Pogarszające się z roku na rok warunki klimatyczne w Polsce, przy jednoczesnym wzroście opłacalności produkcji rolnej na skutek pieniędzy napływających do nas z Unii Europejskiej oraz znowelizowana ustawa o dopłatach do ubezpieczeń rolnych i zwierząt gospodarskich pozwalają sądzić, że w najbliższej przyszłości grono rolników korzystających z ubezpieczenia na pewno się powiększy.
Ustawa nakłada bowiem na rolników obowiązek ubezpieczenia od 1 lipca 2008 przynajmniej połowy swoich upraw. W myśl nowego prawa dotowane w 50% przez państwo ubezpieczenia będzie można zawrzeć na wypadek kilku najważniejszych ryzyk, w tym suszy. Wypłata odszkodowania będzie jednak dokonana w przypadku, kiedy straty w plonie głównym wyniosą co najmniej 30 %.
Są to zatem ubezpieczenia od ryzyk o charakterze katastrofalnym. W tym sensie nie zapewniają one pełnej ochrony rolnikom i dlatego nie mogą zagrozić ubezpieczeniom oferowanym na warunkach komercyjnych.
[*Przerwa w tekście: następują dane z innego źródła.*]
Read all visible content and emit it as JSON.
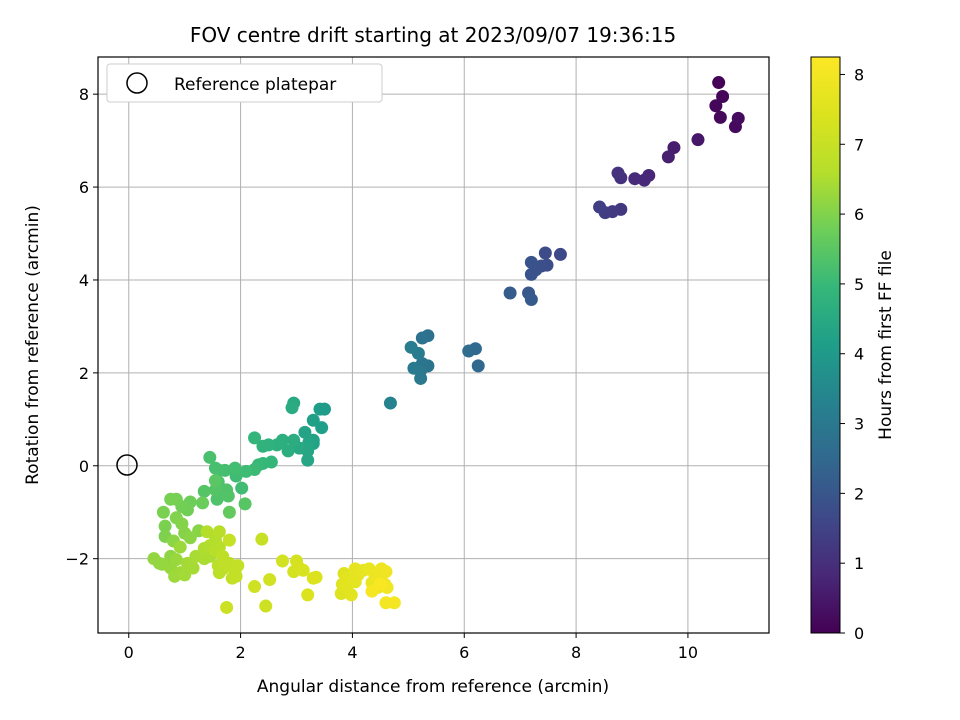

- W zależności od potrzeb klientów będziemy więc oferowali zarówno ubezpieczenia z dopłatami jak i te, które w swoim zakresie obejmują szerszą skalę odpowiedzialności. W przypadku gradobicia nasza firma w ubezpieczeniu komercyjnym wypłaca odszkodowanie już przy 8% ubytku plonu, w przypadku szkody całkowitej odszkodowanie wynosi 95% sumy ubezpieczenia i jego wypłata nie jest uzależniona od terminu wystąpienia szkody – mówi Bernard Mycielski, Concordia Polska TUW.
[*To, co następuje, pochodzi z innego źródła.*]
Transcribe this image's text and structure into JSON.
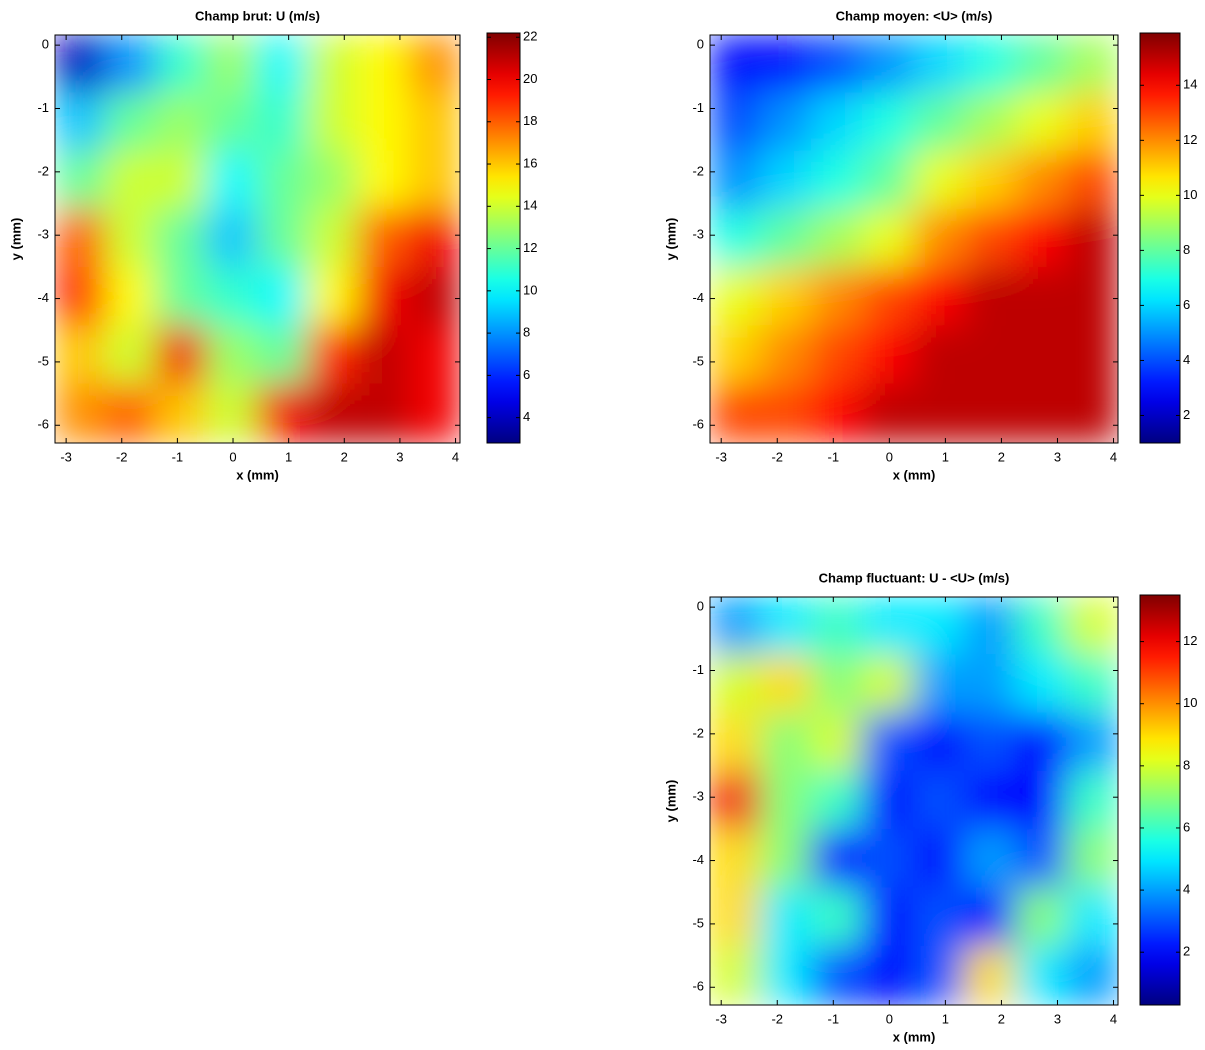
{
  "chart_data": [
    {
      "type": "heatmap",
      "title": "Champ brut: U (m/s)",
      "xlabel": "x (mm)",
      "ylabel": "y (mm)",
      "xlim": [
        -3.2,
        4.08
      ],
      "ylim": [
        -6.28,
        0.16
      ],
      "xticks": [
        -3,
        -2,
        -1,
        0,
        1,
        2,
        3,
        4
      ],
      "yticks": [
        0,
        -1,
        -2,
        -3,
        -4,
        -5,
        -6
      ],
      "colormap": "jet",
      "clim": [
        2.8,
        22.2
      ],
      "cticks": [
        4,
        6,
        8,
        10,
        12,
        14,
        16,
        18,
        20,
        22
      ],
      "z": [
        [
          4,
          8,
          11,
          13,
          10,
          14,
          15,
          17
        ],
        [
          9,
          12,
          13,
          12,
          11,
          14,
          15,
          16
        ],
        [
          12,
          14,
          14,
          10,
          12,
          13,
          15,
          16
        ],
        [
          18,
          14,
          12,
          9,
          12,
          14,
          18,
          20
        ],
        [
          19,
          15,
          12,
          11,
          10,
          15,
          20,
          21
        ],
        [
          16,
          14,
          20,
          13,
          12,
          19,
          21,
          20
        ],
        [
          17,
          18,
          16,
          14,
          20,
          21,
          21,
          20
        ]
      ]
    },
    {
      "type": "heatmap",
      "title": "Champ moyen: <U> (m/s)",
      "xlabel": "x (mm)",
      "ylabel": "y (mm)",
      "xlim": [
        -3.2,
        4.08
      ],
      "ylim": [
        -6.28,
        0.16
      ],
      "xticks": [
        -3,
        -2,
        -1,
        0,
        1,
        2,
        3,
        4
      ],
      "yticks": [
        0,
        -1,
        -2,
        -3,
        -4,
        -5,
        -6
      ],
      "colormap": "jet",
      "clim": [
        1,
        15.9
      ],
      "cticks": [
        2,
        4,
        6,
        8,
        10,
        12,
        14
      ],
      "z": [
        [
          3,
          3,
          4,
          5,
          6,
          7,
          8,
          9
        ],
        [
          4,
          5,
          6,
          7,
          8,
          9,
          10,
          11
        ],
        [
          5,
          6,
          7,
          8,
          10,
          11,
          12,
          13
        ],
        [
          7,
          8,
          9,
          10,
          12,
          13,
          14,
          15
        ],
        [
          10,
          11,
          12,
          13,
          14,
          15,
          15,
          15
        ],
        [
          11,
          12,
          13,
          14,
          15,
          15,
          15,
          15
        ],
        [
          13,
          13,
          14,
          15,
          15,
          15,
          15,
          15
        ]
      ]
    },
    {
      "type": "heatmap",
      "title": "Champ fluctuant: U - <U> (m/s)",
      "xlabel": "x (mm)",
      "ylabel": "y (mm)",
      "xlim": [
        -3.2,
        4.08
      ],
      "ylim": [
        -6.28,
        0.16
      ],
      "xticks": [
        -3,
        -2,
        -1,
        0,
        1,
        2,
        3,
        4
      ],
      "yticks": [
        0,
        -1,
        -2,
        -3,
        -4,
        -5,
        -6
      ],
      "colormap": "jet",
      "clim": [
        0.3,
        13.5
      ],
      "cticks": [
        2,
        4,
        6,
        8,
        10,
        12
      ],
      "z": [
        [
          4,
          5,
          6,
          5,
          5,
          4,
          6,
          8
        ],
        [
          8,
          9,
          7,
          8,
          4,
          4,
          5,
          6
        ],
        [
          9,
          7,
          8,
          3,
          2,
          3,
          2,
          4
        ],
        [
          12,
          7,
          6,
          2,
          3,
          2,
          2,
          6
        ],
        [
          9,
          7,
          2,
          3,
          2,
          4,
          3,
          7
        ],
        [
          9,
          5,
          6,
          2,
          3,
          2,
          7,
          5
        ],
        [
          8,
          5,
          3,
          2,
          3,
          9,
          5,
          4
        ]
      ]
    }
  ]
}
W proponowanych w ustawie zmianach uprawy mogą zostać objęte ubezpieczeniem z dopłatą z budżetu także na wypadek suszy. Właśnie to ryzyko budzi uzasadnione zastrzeżenie firm ubezpieczeniowych. Jeśli bowiem powtórzy się sytuacja z roku 2006, to z uwagi na niski poziom ustalonych składek, mogą one samodzielnie nie sprostać wypłatom odszkodowań. W takim wypadku pomocą powinno służyć państwo.
- Aby w przyszłości nie doprowadzić do sporów między rolnikami i firmami ubezpieczeniowymi musimy opracować precyzyjną procedurę likwidacji tych szkód. Przyjęta metoda powinna być równie skuteczna jak te stosowane przez naszą firmę w przypadku szkód wyrządzonych na skutek gradobicia czy wiosennych przymrozków – mówi Mycielski.
Straty spowodowane na skutek działań przyrody - nawet mniejsze niż 30%, kiedy to należne będzie odszkodowanie w przypadku zawarcia umowy ubezpieczenia z dopłatami z budżetu państwa, mogą sięgać nawet kilkudziesięciu tysięcy złotych. Dlatego rolnicy powinni uwzględnić najczęstsze ryzyka na jakie narażone są ich uprawy i zastanowić się nad zawarciem dodatkowych ubezpieczeń, które są w stanie zapewnić im dodatkowy wymiar bezpieczeństwa.